High-stability double-layer polymer–inorganic composite electrolyte fabricated through ultraviolet curing process for solid-state lithium metal batteries

• Published in: Frontiers of materials science Vol. 18; no. 2
• Main Authors: Liang, Xinghua, Shen, Pengcheng, Lan, Lingxiao, Qin, Yunmei, Yan, Ge, Huang, Meihong, Lu, Xuanan, Hun, Qiankun, Wang, Yujiang, Wang, Jixuan
• Format: Journal Article
• Language: English
• Published: Beijing Higher Education Press 01.06.2024; Springer Nature B.V
• Subjects: Chemistry and Materials Science; Curing; Electrolytes; Ion currents; Lithium; Lithium batteries; Lithium ions; Materials Science; Molten salt electrolytes; Polymethyl methacrylate; Research Article; Room temperature; Solid electrolytes; Solid state; Stability; Tensile strength; Vinylidene; Vinylidene fluoride; lithium-ion transference number; electrochemical reliability; lithium metal battery; double-layer solid composite electrolyte
• ISSN: 2095-025X; 2095-0268
• DOI: 10.1007/s11706-024-0685-9

Electrolyte interface resistance and low ionic conductivity are essential issues for commercializing solid-state lithium metal batteries (SSLMBs). This work details the fabrication of a double-layer solid composite electrolyte (DLSCE) for SSLMBs.

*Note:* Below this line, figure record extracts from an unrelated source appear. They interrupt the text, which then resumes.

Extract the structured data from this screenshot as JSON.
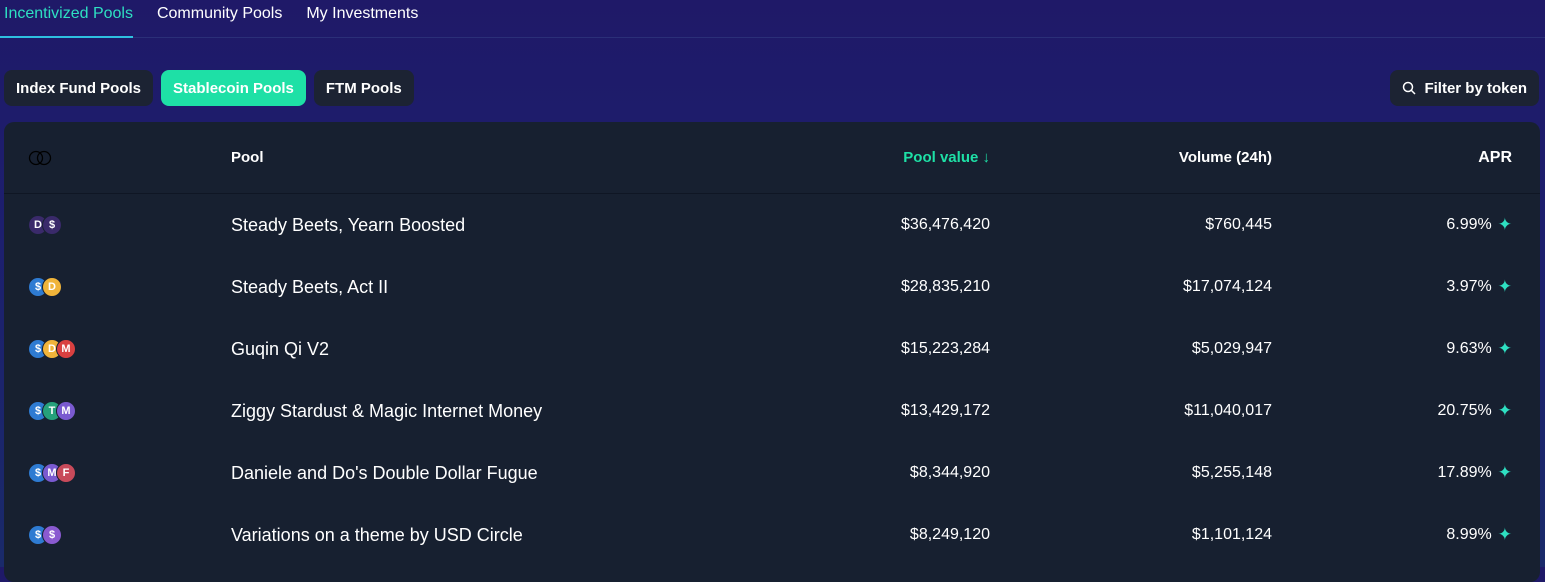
{
  "tabs": [
    "Incentivized Pools",
    "Community Pools",
    "My Investments"
  ],
  "chips": [
    "Index Fund Pools",
    "Stablecoin Pools",
    "FTM Pools"
  ],
  "filter_label": "Filter by token",
  "columns": {
    "pool": "Pool",
    "pool_value": "Pool value ↓",
    "volume": "Volume (24h)",
    "apr": "APR"
  },
  "accent": "#1ee0a6",
  "rows": [
    {
      "tokens": [
        {
          "s": "D",
          "c": "#3a2a6a"
        },
        {
          "s": "$",
          "c": "#3a2a6a"
        }
      ],
      "name": "Steady Beets, Yearn Boosted",
      "value": "$36,476,420",
      "volume": "$760,445",
      "apr": "6.99%"
    },
    {
      "tokens": [
        {
          "s": "$",
          "c": "#2e7bd2"
        },
        {
          "s": "D",
          "c": "#f0b43a"
        }
      ],
      "name": "Steady Beets, Act II",
      "value": "$28,835,210",
      "volume": "$17,074,124",
      "apr": "3.97%"
    },
    {
      "tokens": [
        {
          "s": "$",
          "c": "#2e7bd2"
        },
        {
          "s": "D",
          "c": "#f0b43a"
        },
        {
          "s": "M",
          "c": "#d94040"
        }
      ],
      "name": "Guqin Qi V2",
      "value": "$15,223,284",
      "volume": "$5,029,947",
      "apr": "9.63%"
    },
    {
      "tokens": [
        {
          "s": "$",
          "c": "#2e7bd2"
        },
        {
          "s": "T",
          "c": "#26a17b"
        },
        {
          "s": "M",
          "c": "#7a5ad0"
        }
      ],
      "name": "Ziggy Stardust & Magic Internet Money",
      "value": "$13,429,172",
      "volume": "$11,040,017",
      "apr": "20.75%"
    },
    {
      "tokens": [
        {
          "s": "$",
          "c": "#2e7bd2"
        },
        {
          "s": "M",
          "c": "#7a5ad0"
        },
        {
          "s": "F",
          "c": "#c84a5a"
        }
      ],
      "name": "Daniele and Do's Double Dollar Fugue",
      "value": "$8,344,920",
      "volume": "$5,255,148",
      "apr": "17.89%"
    },
    {
      "tokens": [
        {
          "s": "$",
          "c": "#2e7bd2"
        },
        {
          "s": "$",
          "c": "#8a5ad0"
        }
      ],
      "name": "Variations on a theme by USD Circle",
      "value": "$8,249,120",
      "volume": "$1,101,124",
      "apr": "8.99%"
    }
  ]
}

The composite comprises poly(vinylidene fluoride- co -hexafluoropropylene) (PVDF–HFP) and poly(methyl methacrylate) (PMMA) combined with 10 wt.% of Li 6.4 La 3 Zr 1.4 Ta 0.6 O 12 (LLZTO), synthesized through an ultraviolet curing process. The ionic conductivity of the DLSCE (2.6 × 10 −4 S·cm −1 ) at room temperature is the high lithium-ion transference number (0.57), and the tensile strength is 17.8 MPa. When this DLSCE was assembled, the resulted LFP/DLSCE/Li battery exhibited excellent rate performance, with the discharge specific capacities of 162.4, 146.9, 93.6, and 64.0 mA·h·g −1 at 0.1, 0.2, 0.5, and 1 C, respectively. Furthermore, the DLSCE demonstrates remarkable stability with lithium metal batteries, facilitating the stable operation of a Li/Li symmetric battery for over 200 h at both 0.1 and 0.2 mA·cm −2 . Notably, the formation of lithium dendrites is also effectively inhibited during cycling. This work provides a novel design strategy and preparation method for solid composite electrolytes.